Serpentine North Gallery 6 Mar — 20 May 2018 Free

Sondra Perry (b.1986, Perth Amboy, New Jersey) constructs multifaceted narratives that explore the imagining, or imaging, of blackness throughout history.

‘Bold, brilliant and gut wrenching work at the Serpentine’Evening Standard

‘When making a piece I want people to feel like they have space and agency’ –Sondra Perry

Often taking her own life as a point of departure, Perry makes works that revolve specifically around black American experiences and the ways in which technology and identities are entangled.

This exhibition was the first solo presentation of Perry’s work in Europe. She created an immersive environment with a newly-conceived soundscape to accompany her animation Typhoon coming on (2018). Featuring a digitally manipulated image of J.M.W. Turner’s 1840 painting Slave Ship (Slavers Throwing Overboard the Dead and Dying, Typhoon Coming On), the original work depicts the drowning of 133 slaves by the captain of the British slave ship, Zong, to claim compensation for these ‘goods’ under the salvage clause of the ship’s insurance policy.

This site-specific installation at the Serpentine North Gallery incorporated existing works by Perry, including Graft and Ash for a Three-Monitor Workstation (2016), a 3-D avatar of the artist questioning the current productivity and efficiency culture, and Wet and Wavy Looks – Typhoon coming on (2016), which both references and digitally alters JMW Turner’s painting.

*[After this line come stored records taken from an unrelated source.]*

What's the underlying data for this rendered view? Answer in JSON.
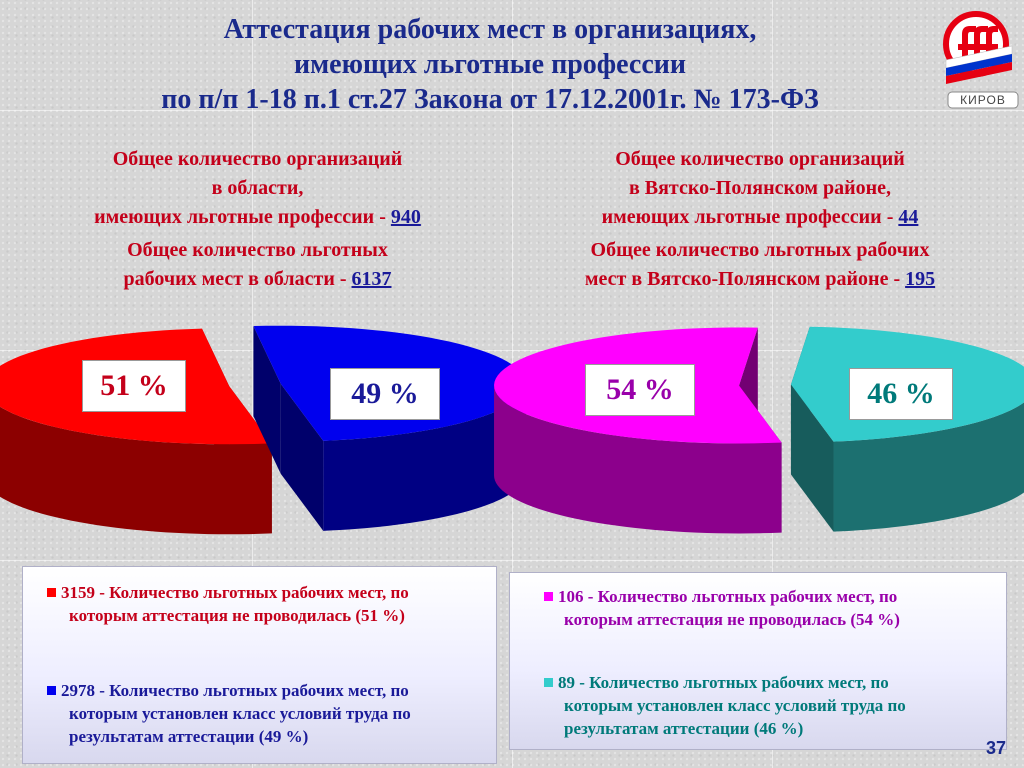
{
  "title": {
    "line1": "Аттестация рабочих мест в организациях,",
    "line2": "имеющих льготные профессии",
    "line3": "по п/п 1-18 п.1 ст.27 Закона от 17.12.2001г. № 173-ФЗ"
  },
  "logo": {
    "text": "КИРОВ",
    "icon": "pension-fund-logo"
  },
  "left": {
    "orgs_line1": "Общее количество организаций",
    "orgs_line2": "в области,",
    "orgs_line3": "имеющих льготные профессии -",
    "orgs_value": "940",
    "places_line1": "Общее количество льготных",
    "places_line2": "рабочих мест в области -",
    "places_value": "6137"
  },
  "right": {
    "orgs_line1": "Общее количество организаций",
    "orgs_line2": "в Вятско-Полянском районе,",
    "orgs_line3": "имеющих льготные профессии -",
    "orgs_value": "44",
    "places_line1": "Общее количество льготных рабочих",
    "places_line2": "мест в Вятско-Полянском районе -",
    "places_value": "195"
  },
  "chart_data": [
    {
      "type": "pie",
      "labels": [
        "51 %",
        "49 %"
      ],
      "values": [
        51,
        49
      ],
      "colors": [
        "#ff0000",
        "#0000ee"
      ]
    },
    {
      "type": "pie",
      "labels": [
        "54 %",
        "46 %"
      ],
      "values": [
        54,
        46
      ],
      "colors": [
        "#ff00ff",
        "#33cccc"
      ]
    }
  ],
  "legend_left": {
    "item1_line1": "3159 - Количество льготных рабочих мест, по",
    "item1_line2": "которым аттестация не проводилась (51 %)",
    "item2_line1": "2978 - Количество льготных рабочих мест, по",
    "item2_line2": "которым установлен класс условий труда по",
    "item2_line3": "результатам аттестации (49 %)",
    "color1": "#ff0000",
    "color2": "#0000ee"
  },
  "legend_right": {
    "item1_line1": "106 - Количество льготных рабочих мест, по",
    "item1_line2": "которым аттестация не проводилась (54 %)",
    "item2_line1": "89 - Количество льготных рабочих мест, по",
    "item2_line2": "которым установлен класс условий труда по",
    "item2_line3": "результатам аттестации (46 %)",
    "color1": "#ff00ff",
    "color2": "#33cccc"
  },
  "page_number": "37"
}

Perry makes work about blackness, black femininity and African American heritage, often taking her personal history as a point of departure. Her use of digital tools and material, ranging from blue screen technology and 3D avatars to found footage from the internet, reflects on these modes of representation and the abstraction of black identity in art and media. Perry has said: “I’m interested in thinking about how blackness shifts, morphs, and embodies technology to combat oppression and surveillance throughout the diaspora. Blackness is agile.”

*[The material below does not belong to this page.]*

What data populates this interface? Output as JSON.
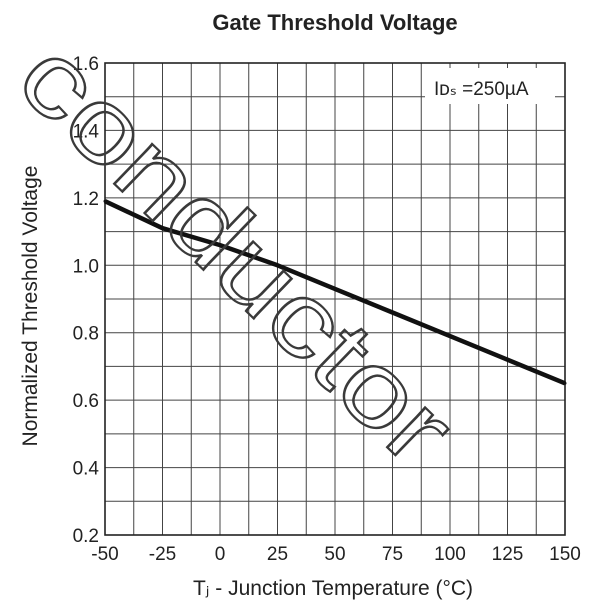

This exhibition continued the Serpentine’s engagement with Perry’s practice, following her acclaimed performance for Park Nights 2016, where she shared a billing with the American poets Fred Moten and Eileen Myles.

Perry is committed to net neutrality and ideas of collective production and action, using open source software to edit her work and leasing it digitally for use in galleries and classrooms, while also making all her videos available for free online. This principle of open access in Perry’s practice aims to privilege black life, to democratise access to art and culture, and to offer a critical platform that differentiates itself from the portrayal of blackness in the media. With viral imagery of black deaths in the US both sensationalised and the subject of widely disseminated memes, Perry wants to (re-)claim this digital space by foregrounding the use of technologies in her work.

‘Perry’s aim is to give agency to the black meme, imbuing it with a radical purpose that no longer infects just the internet but physical space.’ –Bomb Magazine, 2017.